For the curious...We had a mandatory 2.5 hour session during which we wrote paragraph responses to 9 different questions like "What does it mean to you to be part of the medical profession?" and "What would be the worst thing about failing to live up to society's expectations of you as a physician?" We had 30 mins for that and it was collected. Then we had a lecture on morality. Then we took the DIT2 "instrument of moral judgement" questionnaire, then we took it in groups, which also were all collected.
 
It definitely sucks that the class you mentioned is presented as a "punishment" rather than a helpful tool for navigating ethical gray areas. We have a very similar course, though it is Pass/Fail and all the exams are open book (Roughly a 25 page syllabus). All small group sessions moderated by MD's and overseen by a pretty prominent medical ethicist. Basically just having conversations about different ethical issues (cheating in med school, right to life, core virtues/ethical models/principles). No real homework aside from a 2-3 page reading every couple weeks.

This week we discussed a case in Britain where a medical student in the top 10% of her class was caught cheating 4th year. Ultimately the med school decided to revoke her honors, but let her graduate. The take home points were: (a) Based on utilitarianism it is better to have an unethical (cheating in med school) physician then no physician at all to help people, and; (b) By kicking her out you are not showing "respect" for the work she put in to get to the top 10%. You can't not punish her, because all the other med students would get pissed at the med school, and you can't punish everyone for HER mistake. It sounds like OP is talking about all the students being punished for the mistakes of a few
 
Rather than including new courses and study material about professionalism that may or may not stick, I wish schools would spend more time screening teaching faculty. It's reasonable to assume that students are highly influenced by the practices of their attendings. Shoot, I have basically stolen straight scripts of dialogue from attendings on how to build rapport, calm a patient, and deliver bad news. Contrastingly, when students are exposed to bitter, indifferent, attendings it's reasonable to assume that they'll think this is 'normal' and could be more likely to be bitter, indifferent, attendings themselves.
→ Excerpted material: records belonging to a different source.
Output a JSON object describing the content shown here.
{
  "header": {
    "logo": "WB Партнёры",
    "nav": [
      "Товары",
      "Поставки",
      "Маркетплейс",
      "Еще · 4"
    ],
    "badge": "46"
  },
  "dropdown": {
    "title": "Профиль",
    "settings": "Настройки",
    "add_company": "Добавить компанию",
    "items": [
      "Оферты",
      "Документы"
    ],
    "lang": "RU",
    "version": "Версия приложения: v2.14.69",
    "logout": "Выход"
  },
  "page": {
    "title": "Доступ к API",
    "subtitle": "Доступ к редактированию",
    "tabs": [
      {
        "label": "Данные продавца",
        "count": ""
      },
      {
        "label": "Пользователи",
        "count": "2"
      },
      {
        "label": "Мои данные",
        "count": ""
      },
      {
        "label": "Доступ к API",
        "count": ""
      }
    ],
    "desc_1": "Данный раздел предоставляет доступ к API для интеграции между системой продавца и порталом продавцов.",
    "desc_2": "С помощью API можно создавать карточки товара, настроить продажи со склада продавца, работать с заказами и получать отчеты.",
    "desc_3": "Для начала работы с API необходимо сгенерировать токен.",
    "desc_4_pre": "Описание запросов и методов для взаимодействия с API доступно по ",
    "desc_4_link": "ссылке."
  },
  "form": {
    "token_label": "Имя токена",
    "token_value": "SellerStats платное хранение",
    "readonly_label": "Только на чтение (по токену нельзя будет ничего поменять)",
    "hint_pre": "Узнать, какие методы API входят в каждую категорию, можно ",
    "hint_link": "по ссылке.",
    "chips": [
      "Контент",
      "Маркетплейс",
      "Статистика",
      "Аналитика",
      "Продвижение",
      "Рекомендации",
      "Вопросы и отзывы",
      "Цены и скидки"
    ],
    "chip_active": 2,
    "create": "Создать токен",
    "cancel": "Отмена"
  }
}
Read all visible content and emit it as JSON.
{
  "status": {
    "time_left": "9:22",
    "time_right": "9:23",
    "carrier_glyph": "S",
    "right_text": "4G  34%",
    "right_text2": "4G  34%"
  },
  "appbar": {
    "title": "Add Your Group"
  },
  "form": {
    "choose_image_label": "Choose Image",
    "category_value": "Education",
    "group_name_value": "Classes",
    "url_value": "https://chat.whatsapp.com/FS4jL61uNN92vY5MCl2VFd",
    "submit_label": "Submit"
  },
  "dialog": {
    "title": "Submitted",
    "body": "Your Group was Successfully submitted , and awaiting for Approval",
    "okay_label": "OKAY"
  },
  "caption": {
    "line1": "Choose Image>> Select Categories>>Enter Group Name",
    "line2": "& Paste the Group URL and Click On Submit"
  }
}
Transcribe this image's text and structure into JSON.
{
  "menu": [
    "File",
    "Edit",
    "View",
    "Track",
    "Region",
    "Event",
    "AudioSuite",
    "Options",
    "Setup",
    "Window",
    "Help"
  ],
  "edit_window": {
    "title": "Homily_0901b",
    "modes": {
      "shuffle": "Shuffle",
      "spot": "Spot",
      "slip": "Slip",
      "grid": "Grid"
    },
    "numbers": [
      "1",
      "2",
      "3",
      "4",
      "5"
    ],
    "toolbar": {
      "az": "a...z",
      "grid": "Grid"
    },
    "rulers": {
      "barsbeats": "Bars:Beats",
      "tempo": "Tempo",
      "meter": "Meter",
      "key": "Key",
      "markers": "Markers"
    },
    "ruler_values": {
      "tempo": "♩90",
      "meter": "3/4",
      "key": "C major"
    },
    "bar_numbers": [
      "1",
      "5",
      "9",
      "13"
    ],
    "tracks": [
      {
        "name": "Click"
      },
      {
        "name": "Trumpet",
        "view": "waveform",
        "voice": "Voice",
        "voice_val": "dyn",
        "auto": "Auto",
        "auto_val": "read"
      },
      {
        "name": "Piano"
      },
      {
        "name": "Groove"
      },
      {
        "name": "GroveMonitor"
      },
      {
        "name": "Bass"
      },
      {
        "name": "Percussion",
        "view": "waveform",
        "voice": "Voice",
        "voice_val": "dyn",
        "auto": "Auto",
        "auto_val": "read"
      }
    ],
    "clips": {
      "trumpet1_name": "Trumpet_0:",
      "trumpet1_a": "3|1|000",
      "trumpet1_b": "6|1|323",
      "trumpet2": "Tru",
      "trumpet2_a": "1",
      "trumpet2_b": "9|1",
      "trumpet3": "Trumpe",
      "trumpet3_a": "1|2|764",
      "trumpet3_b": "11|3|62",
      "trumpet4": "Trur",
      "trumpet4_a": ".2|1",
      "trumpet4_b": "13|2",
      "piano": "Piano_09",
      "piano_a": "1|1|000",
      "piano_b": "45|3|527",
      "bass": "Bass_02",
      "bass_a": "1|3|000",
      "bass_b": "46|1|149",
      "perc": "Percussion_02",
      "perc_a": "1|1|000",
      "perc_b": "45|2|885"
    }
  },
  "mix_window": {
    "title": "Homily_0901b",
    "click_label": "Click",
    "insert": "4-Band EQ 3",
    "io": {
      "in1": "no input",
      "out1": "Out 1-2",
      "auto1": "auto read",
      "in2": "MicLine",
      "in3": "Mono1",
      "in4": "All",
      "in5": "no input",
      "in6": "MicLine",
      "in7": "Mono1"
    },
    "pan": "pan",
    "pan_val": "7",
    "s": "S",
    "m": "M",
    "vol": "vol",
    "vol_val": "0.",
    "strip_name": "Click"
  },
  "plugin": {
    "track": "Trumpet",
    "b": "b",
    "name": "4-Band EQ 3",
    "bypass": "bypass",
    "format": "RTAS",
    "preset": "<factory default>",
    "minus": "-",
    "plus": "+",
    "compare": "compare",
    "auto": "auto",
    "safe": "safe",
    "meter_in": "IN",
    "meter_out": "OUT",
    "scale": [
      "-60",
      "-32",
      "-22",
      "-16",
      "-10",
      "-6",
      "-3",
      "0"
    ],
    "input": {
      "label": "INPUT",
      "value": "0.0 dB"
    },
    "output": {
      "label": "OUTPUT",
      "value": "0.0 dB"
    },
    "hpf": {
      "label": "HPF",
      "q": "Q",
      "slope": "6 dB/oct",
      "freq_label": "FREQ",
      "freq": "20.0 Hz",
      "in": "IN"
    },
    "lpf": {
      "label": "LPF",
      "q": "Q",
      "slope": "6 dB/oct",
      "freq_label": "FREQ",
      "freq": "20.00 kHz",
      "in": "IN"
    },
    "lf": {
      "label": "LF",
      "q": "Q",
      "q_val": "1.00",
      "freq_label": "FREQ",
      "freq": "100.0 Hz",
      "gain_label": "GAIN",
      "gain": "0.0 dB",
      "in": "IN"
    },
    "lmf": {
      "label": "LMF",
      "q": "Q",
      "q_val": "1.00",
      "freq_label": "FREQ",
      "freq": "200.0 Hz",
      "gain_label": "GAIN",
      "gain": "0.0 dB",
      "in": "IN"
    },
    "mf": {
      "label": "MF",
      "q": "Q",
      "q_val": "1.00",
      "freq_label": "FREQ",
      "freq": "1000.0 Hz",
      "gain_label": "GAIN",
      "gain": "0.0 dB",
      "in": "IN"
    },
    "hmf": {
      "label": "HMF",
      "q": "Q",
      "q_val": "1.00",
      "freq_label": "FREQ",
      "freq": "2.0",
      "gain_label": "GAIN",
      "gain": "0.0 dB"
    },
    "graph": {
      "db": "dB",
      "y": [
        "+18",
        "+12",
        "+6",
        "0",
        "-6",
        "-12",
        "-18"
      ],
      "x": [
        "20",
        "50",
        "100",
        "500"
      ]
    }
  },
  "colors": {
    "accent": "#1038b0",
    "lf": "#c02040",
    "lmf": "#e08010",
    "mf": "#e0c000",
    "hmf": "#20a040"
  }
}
I think that if schools want to make a lasting impression on students on how to act professionally, they should focus on selecting teaching faculty that are likely to embody those traits. Where this is impossible in the short term due to lack of resources, these courses could form a decent bridge.
 
You really think a course like this would appeal to applicants? Seems like a huge turn-off to me.

MS2 is pretty demanding as it is. USMLE is 9 months away, and while most schools are studying pathology, this one will be writing essays on professionalism.

Applicants frequently buy into the whole "well rounded physician" thing, including ethics, professionalism, cultural competency, etc. I know I did.

Its only once you're struggling to keep up with your main class that those other things seem like pointless wastes of time. Case in point. I loved undergrad bioethics. Our med school class was taught very well also, but when those 2 hour ethics small groups mean 2 less hours for anatomy/micro etc that you'll have to make up another time, those classes become much harder to tolerate.
 
You know what, if you think "everyone cheats" and it's NBD, I think you should be in Saturday Professionalism School indefinitely in lieu of being thrown the f8ck out. No, everyone doesn't. And I know of people doing things openly in front of professors that make it clear that however smart they are, apparently they do need remedial instruction in what constitutes lying and cheating.

It sucks for the people who didn't and wouldn't do anything unethical. But this is what 6 sessions over the course of 4 years? They will live.
 
I see the concept of mass punishment isn't too popular amongst med students.